This isn’t to say that there shouldn’t be some limitations on the lengths we accept. But our blind spots about validation can and do harm real users if they’re poorly or incompletely thought out. What might seem like a completely rational limit to us might hurt a real user who needs to exceed that limit, through no fault of their own. How many women are “BETTYJEAN” because their first name “can’t” have a space in it?

Let’s end the blind spots. Here are five steps to take in order to accept valid data from real users.

1. Accept valid data in any form provided by the user.

It’s pretentious of programmers to push off the task of formatting data in a manner we like, just because we don’t want to write a function that formats it for us. Demanding phone numbers in “(xxx) xxx-xxxx” format requires the user to do the work that the system should do for them. Programmers are smart people; they can figure out that phone numbers contain only numbers (props to people who accept letters and convert them, but this isn’t necessary) and strip out unnecessary characters. Once you have the numbers, you can format them any way you want. But don’t push this burden off to the user.
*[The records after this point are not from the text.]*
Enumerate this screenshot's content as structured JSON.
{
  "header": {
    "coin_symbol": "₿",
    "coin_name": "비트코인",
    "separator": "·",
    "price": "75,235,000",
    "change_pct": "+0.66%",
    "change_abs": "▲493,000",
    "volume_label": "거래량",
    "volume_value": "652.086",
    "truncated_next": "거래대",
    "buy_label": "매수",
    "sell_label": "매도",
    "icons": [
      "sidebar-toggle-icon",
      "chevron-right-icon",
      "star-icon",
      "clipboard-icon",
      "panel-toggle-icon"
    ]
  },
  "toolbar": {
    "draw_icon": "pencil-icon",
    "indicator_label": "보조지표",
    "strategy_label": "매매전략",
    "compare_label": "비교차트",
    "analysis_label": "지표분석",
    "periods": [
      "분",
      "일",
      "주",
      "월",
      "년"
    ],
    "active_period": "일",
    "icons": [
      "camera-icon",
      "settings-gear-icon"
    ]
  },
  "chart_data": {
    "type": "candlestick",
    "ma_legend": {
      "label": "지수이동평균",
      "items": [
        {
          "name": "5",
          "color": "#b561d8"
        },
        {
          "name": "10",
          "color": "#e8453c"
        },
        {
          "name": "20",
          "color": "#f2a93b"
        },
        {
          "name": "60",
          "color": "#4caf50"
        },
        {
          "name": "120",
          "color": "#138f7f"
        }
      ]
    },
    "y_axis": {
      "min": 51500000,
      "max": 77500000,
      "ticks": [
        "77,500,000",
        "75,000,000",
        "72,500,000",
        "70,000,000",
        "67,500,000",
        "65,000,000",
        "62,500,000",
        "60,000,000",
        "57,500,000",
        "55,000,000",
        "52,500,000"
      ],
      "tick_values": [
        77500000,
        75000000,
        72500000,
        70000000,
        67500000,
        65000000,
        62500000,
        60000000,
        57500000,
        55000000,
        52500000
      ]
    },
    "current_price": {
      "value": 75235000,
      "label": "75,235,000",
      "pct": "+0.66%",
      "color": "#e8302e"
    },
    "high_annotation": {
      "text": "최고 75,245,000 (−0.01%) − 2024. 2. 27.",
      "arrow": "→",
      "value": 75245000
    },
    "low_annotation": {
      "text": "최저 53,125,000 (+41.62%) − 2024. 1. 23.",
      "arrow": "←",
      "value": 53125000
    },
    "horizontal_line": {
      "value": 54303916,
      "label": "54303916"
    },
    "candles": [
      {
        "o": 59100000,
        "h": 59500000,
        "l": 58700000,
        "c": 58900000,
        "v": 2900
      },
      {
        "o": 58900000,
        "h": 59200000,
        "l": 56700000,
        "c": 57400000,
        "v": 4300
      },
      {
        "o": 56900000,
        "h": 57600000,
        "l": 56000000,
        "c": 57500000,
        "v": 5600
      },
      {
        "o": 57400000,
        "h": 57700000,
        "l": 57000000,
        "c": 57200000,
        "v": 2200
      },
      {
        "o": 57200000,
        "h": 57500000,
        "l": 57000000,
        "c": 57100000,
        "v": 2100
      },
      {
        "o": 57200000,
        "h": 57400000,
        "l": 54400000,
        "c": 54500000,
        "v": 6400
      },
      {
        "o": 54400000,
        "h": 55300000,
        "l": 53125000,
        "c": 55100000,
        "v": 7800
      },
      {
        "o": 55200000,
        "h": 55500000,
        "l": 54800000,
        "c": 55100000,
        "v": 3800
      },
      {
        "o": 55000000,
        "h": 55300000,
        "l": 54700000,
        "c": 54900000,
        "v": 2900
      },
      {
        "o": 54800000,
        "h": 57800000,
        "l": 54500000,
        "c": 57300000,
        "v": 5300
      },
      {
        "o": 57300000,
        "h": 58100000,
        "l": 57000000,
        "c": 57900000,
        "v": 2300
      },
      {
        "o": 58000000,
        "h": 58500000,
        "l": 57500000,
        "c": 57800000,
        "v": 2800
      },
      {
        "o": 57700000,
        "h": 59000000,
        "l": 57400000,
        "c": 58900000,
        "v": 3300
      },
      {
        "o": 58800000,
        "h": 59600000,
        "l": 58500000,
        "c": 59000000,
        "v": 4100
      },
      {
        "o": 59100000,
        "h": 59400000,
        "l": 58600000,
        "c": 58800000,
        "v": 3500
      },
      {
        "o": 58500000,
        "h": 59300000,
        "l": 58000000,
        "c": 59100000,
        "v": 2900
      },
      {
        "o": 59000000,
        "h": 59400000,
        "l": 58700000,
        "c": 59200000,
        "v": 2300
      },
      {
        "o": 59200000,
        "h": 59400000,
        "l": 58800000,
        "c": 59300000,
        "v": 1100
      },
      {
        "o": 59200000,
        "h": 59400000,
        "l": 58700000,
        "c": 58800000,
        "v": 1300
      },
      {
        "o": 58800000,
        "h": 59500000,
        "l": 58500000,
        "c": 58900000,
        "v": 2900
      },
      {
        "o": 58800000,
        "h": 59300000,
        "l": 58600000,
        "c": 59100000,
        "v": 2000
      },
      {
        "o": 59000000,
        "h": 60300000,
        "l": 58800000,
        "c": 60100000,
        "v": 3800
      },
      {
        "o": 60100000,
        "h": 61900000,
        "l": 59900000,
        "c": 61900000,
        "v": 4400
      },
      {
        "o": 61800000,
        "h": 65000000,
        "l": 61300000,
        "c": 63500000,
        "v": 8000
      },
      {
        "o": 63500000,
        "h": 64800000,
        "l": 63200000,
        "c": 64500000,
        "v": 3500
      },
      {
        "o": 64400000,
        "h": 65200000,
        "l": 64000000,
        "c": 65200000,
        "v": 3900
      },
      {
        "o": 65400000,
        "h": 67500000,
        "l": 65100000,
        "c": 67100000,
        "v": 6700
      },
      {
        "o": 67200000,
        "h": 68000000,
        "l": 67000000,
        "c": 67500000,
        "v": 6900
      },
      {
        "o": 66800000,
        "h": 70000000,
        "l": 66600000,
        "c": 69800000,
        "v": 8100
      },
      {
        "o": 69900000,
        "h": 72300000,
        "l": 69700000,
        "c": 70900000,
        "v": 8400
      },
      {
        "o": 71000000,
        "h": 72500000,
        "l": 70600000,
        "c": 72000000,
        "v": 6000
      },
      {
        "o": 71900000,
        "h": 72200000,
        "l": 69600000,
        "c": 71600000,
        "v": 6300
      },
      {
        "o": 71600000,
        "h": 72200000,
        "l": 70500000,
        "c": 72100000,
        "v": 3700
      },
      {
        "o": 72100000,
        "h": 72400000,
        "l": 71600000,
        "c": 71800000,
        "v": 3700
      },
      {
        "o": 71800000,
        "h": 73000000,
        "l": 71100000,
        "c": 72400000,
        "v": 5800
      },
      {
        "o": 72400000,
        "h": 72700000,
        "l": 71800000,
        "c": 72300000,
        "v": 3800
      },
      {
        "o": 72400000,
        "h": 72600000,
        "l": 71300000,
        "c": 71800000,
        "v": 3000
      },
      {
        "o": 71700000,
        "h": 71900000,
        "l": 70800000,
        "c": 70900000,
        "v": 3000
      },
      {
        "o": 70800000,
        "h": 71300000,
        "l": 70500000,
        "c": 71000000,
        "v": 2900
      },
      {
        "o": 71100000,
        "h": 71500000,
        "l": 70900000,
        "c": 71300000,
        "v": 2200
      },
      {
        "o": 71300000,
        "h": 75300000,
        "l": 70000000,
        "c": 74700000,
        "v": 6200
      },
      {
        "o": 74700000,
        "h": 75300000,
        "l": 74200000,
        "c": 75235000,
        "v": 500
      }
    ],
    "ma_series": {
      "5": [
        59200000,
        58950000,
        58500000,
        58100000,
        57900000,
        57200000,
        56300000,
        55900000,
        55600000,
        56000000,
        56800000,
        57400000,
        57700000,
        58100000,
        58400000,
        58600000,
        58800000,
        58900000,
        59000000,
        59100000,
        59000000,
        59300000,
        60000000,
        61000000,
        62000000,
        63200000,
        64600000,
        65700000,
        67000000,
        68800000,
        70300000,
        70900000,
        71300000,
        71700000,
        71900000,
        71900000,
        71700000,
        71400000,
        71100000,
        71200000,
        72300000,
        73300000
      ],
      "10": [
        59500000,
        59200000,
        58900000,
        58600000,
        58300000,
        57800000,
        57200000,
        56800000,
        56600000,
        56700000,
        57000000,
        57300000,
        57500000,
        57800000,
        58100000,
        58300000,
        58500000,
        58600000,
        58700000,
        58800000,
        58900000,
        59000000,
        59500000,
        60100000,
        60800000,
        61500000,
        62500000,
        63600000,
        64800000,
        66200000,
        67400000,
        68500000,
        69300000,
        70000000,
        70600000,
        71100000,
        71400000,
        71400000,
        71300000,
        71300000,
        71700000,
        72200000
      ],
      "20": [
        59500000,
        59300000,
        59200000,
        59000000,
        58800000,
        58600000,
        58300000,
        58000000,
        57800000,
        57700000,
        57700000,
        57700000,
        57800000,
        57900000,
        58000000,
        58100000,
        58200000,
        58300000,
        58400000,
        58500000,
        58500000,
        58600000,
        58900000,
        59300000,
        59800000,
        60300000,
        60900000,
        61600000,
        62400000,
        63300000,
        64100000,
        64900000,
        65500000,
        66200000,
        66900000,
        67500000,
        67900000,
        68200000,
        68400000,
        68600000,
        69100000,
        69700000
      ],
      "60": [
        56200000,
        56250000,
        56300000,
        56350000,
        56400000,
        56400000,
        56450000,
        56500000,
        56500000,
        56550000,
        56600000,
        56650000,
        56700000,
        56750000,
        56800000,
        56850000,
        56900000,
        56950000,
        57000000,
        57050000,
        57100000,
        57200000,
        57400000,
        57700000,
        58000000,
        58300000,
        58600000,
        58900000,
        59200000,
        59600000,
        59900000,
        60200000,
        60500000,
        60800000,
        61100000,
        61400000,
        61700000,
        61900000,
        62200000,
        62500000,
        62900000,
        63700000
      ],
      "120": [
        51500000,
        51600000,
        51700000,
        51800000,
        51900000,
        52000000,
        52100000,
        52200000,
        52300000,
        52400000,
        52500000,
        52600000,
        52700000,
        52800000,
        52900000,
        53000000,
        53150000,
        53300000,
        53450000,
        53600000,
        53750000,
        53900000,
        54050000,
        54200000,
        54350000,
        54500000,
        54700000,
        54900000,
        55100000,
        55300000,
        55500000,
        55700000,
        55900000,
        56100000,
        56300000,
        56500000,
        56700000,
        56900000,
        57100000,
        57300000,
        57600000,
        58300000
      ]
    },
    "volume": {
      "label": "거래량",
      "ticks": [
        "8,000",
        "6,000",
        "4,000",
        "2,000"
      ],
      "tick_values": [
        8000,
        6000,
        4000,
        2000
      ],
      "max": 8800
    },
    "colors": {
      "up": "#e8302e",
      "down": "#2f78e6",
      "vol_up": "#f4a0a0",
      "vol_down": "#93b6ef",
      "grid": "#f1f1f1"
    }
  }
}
2. Where possible, use well-developed validation libraries.

It’s pretty easy to recognize a valid email address…or so we think. And so we write regular expressions that expect email addresses to have a localpart, a domain, and a three-letter extension. The problem is the resulting regular expression might exclude the following valid addresses:

  • abc123@something.com (numbers, if we don’t explicitly allow them)
  • abc@someting.us (two-letter extension)
  • abc@def.something.com (extra prefix)
  • abc@something.co.uk (two extensions)

The same rule applies to other standard validation we perform: URLs, phone numbers, credit card numbers, social security numbers, driver license numbers, postal codes, and other data points that must follow a format. Almost every framework on earth contains a library that is likely to implement standards we’ve never heard of; use them.

3. Do not place artificial limits on valid data.

This might seem like a repeat of the first point in this list, but it’s not. That point is about format; this point is about length. Placing artificial lengths on valid data is precisely the thing that gets billing statements sent to “BONIETA HARROL” instead of Bonieta Harrold Drive. American Express, for what it’s worth, limits passwords to eight characters. That’s an artificial limit on valid data that makes security worse.

Obviously, certain data fields require lengths to be applied in order for them to be created properly. Though the days of imposing a 255 character limit are long behind us; it is possible to offer a larger limit or, in the case of document datastores, it can be unlimited. And by no means is it a good idea to have artificially small limitations just for legacy support of older applications; if older applications are that horribly broken that they require you to impose artificial and silly limitations, fix them.

4. Do place valid limits on specific data.

Certain data will have valid, and reasonable limits. For example, in the United States, no phone number will ever be longer than sixteen characters (including a country code, parenthesis around the area code, and dashes between the groups). This of course excludes extensions, which can add an unlimited value, but illustrates a point: certain data can be limited in length and scope. Social security numbers are another perfect example of this: they’ll never be longer than 11 characters, including dashes, and what’s more, there are certain standards to what a social security number can contain. Credit card numbers are another example; accepted cards will start with particular digits that can be predictable and validated, and the account numbers will be generally a standard length.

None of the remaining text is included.